Everyone is familiar with Hitler and the Third Reich, but why was it called the Third Reich? What were the First and Second Reichs?
We have to travel all the way back to the Middle Ages and the time of Charlemagne to find the seeds of what would eventually become the Third Reich under Hitler’s Germany.
The year 800 Christmas Day is the general date believed that ushered in the foundation of the Holy Roman Empire of the German nation. On this day, Pope Leo III crowned Charlemagne king of the empire. The territory covered much of western and central Europe and would last for over a thousand years. Charlemagne’s empire was vast and prominent during his lifetime, fell off somewhat after his death, but then was reinvigorated by Otto I around 962. This date of 962 is used by other historians to mark the date of the founding of the Holy Roman Empire.
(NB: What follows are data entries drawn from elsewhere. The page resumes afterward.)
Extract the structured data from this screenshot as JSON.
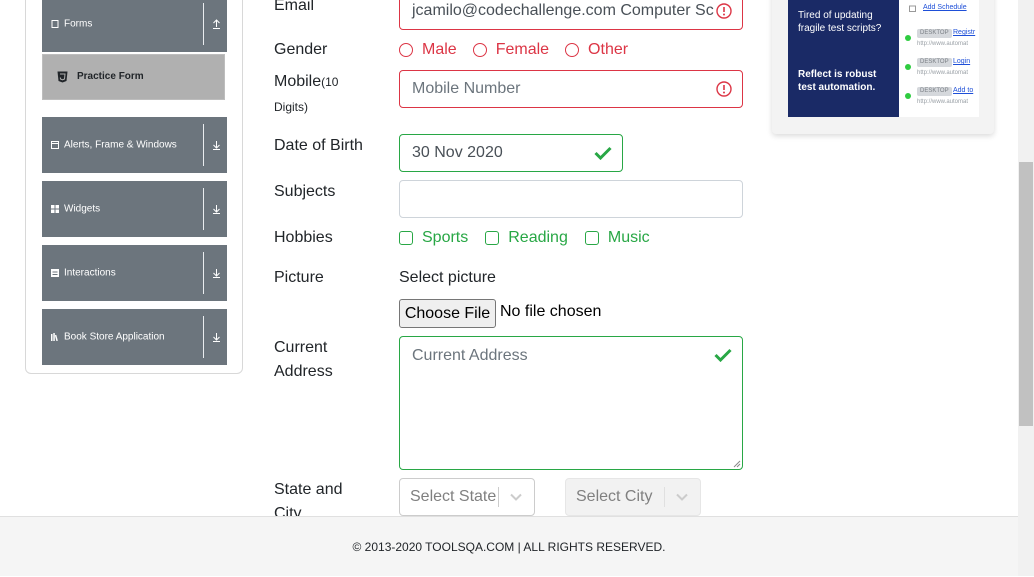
{
  "sidebar": {
    "groups": [
      {
        "label": "Forms",
        "icon": "file-icon",
        "arrow": "collapse-arrow-icon"
      },
      {
        "label": "Alerts, Frame & Windows",
        "icon": "window-icon",
        "arrow": "expand-arrow-icon"
      },
      {
        "label": "Widgets",
        "icon": "grid-icon",
        "arrow": "expand-arrow-icon"
      },
      {
        "label": "Interactions",
        "icon": "list-icon",
        "arrow": "expand-arrow-icon"
      },
      {
        "label": "Book Store Application",
        "icon": "books-icon",
        "arrow": "expand-arrow-icon"
      }
    ],
    "active_item": {
      "label": "Practice Form",
      "icon": "html5-icon"
    }
  },
  "form": {
    "email": {
      "label": "Email",
      "value": "jcamilo@codechallenge.com Computer Sc",
      "status": "invalid"
    },
    "gender": {
      "label": "Gender",
      "options": [
        "Male",
        "Female",
        "Other"
      ],
      "status": "invalid"
    },
    "mobile": {
      "label": "Mobile",
      "label_hint": "(10",
      "label_hint2": "Digits)",
      "placeholder": "Mobile Number",
      "status": "invalid"
    },
    "dob": {
      "label": "Date of Birth",
      "value": "30 Nov 2020",
      "status": "valid"
    },
    "subjects": {
      "label": "Subjects",
      "value": ""
    },
    "hobbies": {
      "label": "Hobbies",
      "options": [
        "Sports",
        "Reading",
        "Music"
      ],
      "status": "valid"
    },
    "picture": {
      "label": "Picture",
      "caption": "Select picture",
      "button": "Choose File",
      "file_status": "No file chosen"
    },
    "address": {
      "label": "Current",
      "label2": "Address",
      "placeholder": "Current Address",
      "status": "valid"
    },
    "state_city": {
      "label": "State and",
      "label2": "City",
      "state_placeholder": "Select State",
      "city_placeholder": "Select City"
    }
  },
  "ad": {
    "line1": "Tired of updating fragile test scripts?",
    "line2": "Reflect is robust test automation.",
    "rows": [
      {
        "badge": "",
        "link": "Add Schedule",
        "url": ""
      },
      {
        "badge": "DESKTOP",
        "link": "Registr",
        "url": "http://www.automat"
      },
      {
        "badge": "DESKTOP",
        "link": "Login",
        "url": "http://www.automat"
      },
      {
        "badge": "DESKTOP",
        "link": "Add to",
        "url": "http://www.automat"
      }
    ]
  },
  "footer": {
    "text": "© 2013-2020 TOOLSQA.COM | ALL RIGHTS RESERVED."
  },
  "colors": {
    "invalid": "#dc3545",
    "valid": "#28a745",
    "sidebar": "#6c757d",
    "active": "#b0b0b0"
  }
}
Whatever the actual date may be, it certainly had its roots in the crowning of Charlemagne, and in effect would last — at least in memory — up until the time of Adolf Hitler.
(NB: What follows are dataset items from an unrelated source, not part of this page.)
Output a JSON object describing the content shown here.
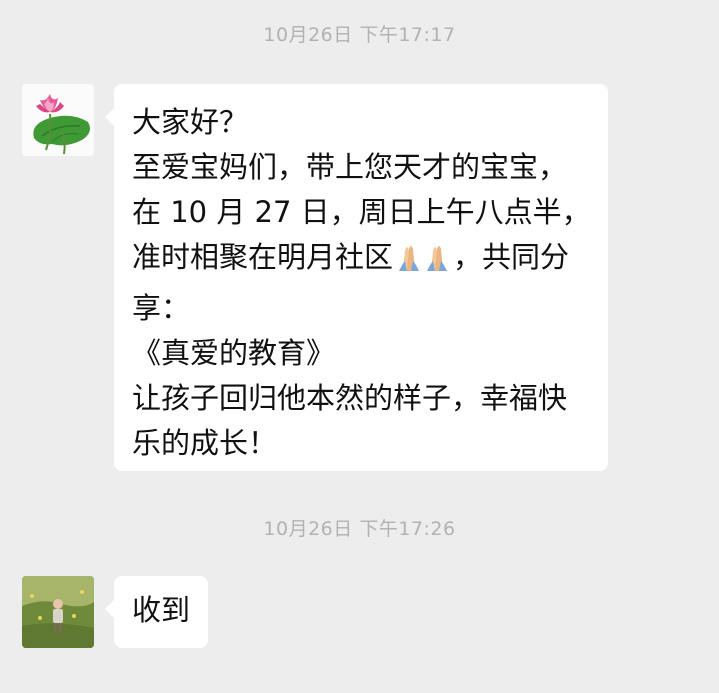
{
  "chat": {
    "messages": [
      {
        "timestamp": "10月26日 下午17:17",
        "lines": [
          "大家好？",
          "至爱宝妈们，带上您天才的宝宝，",
          "在 10 月 27 日，周日上午八点半，",
          "准时相聚在明月社区",
          "，共同分",
          "享：",
          "《真爱的教育》",
          "让孩子回归他本然的样子，幸福快",
          "乐的成长！"
        ],
        "avatar_icon": "lotus-flower-icon",
        "emoji_icon": "folded-hands-icon"
      },
      {
        "timestamp": "10月26日 下午17:26",
        "text": "收到",
        "avatar_icon": "child-photo-avatar"
      }
    ]
  },
  "colors": {
    "background": "#ededed",
    "bubble": "#ffffff",
    "timestamp": "#b2b2b2",
    "text": "#111111"
  }
}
Part of Hitler wanted to resurrect the prominence of the Holy Roman Empire, to create an empire that would perpetuate the German master race throughout the entire world. He took a much closer example of this power and unification seen in the Prussian Empire in the 19th century during the Hohenzollern dynasty period. Prominent figures leading the rise to power of imperial Germany during the late 19th and early 20th centuries were Wilhelm I, Wilhelm II, and Otto Von Bismark. This was the Second Reich.
And out of the turmoil and chaos of World War I, the seeds that had been planted long ago, the idea of a powerful German state, of imperial dominance of Europe and the world, founded in the reign of Charlemagne, the state of the Third Reich and Nazi Germany came to fruition and burst forth from the smoldering ashes of a collapsed but proud nation.
And the world would never be the same.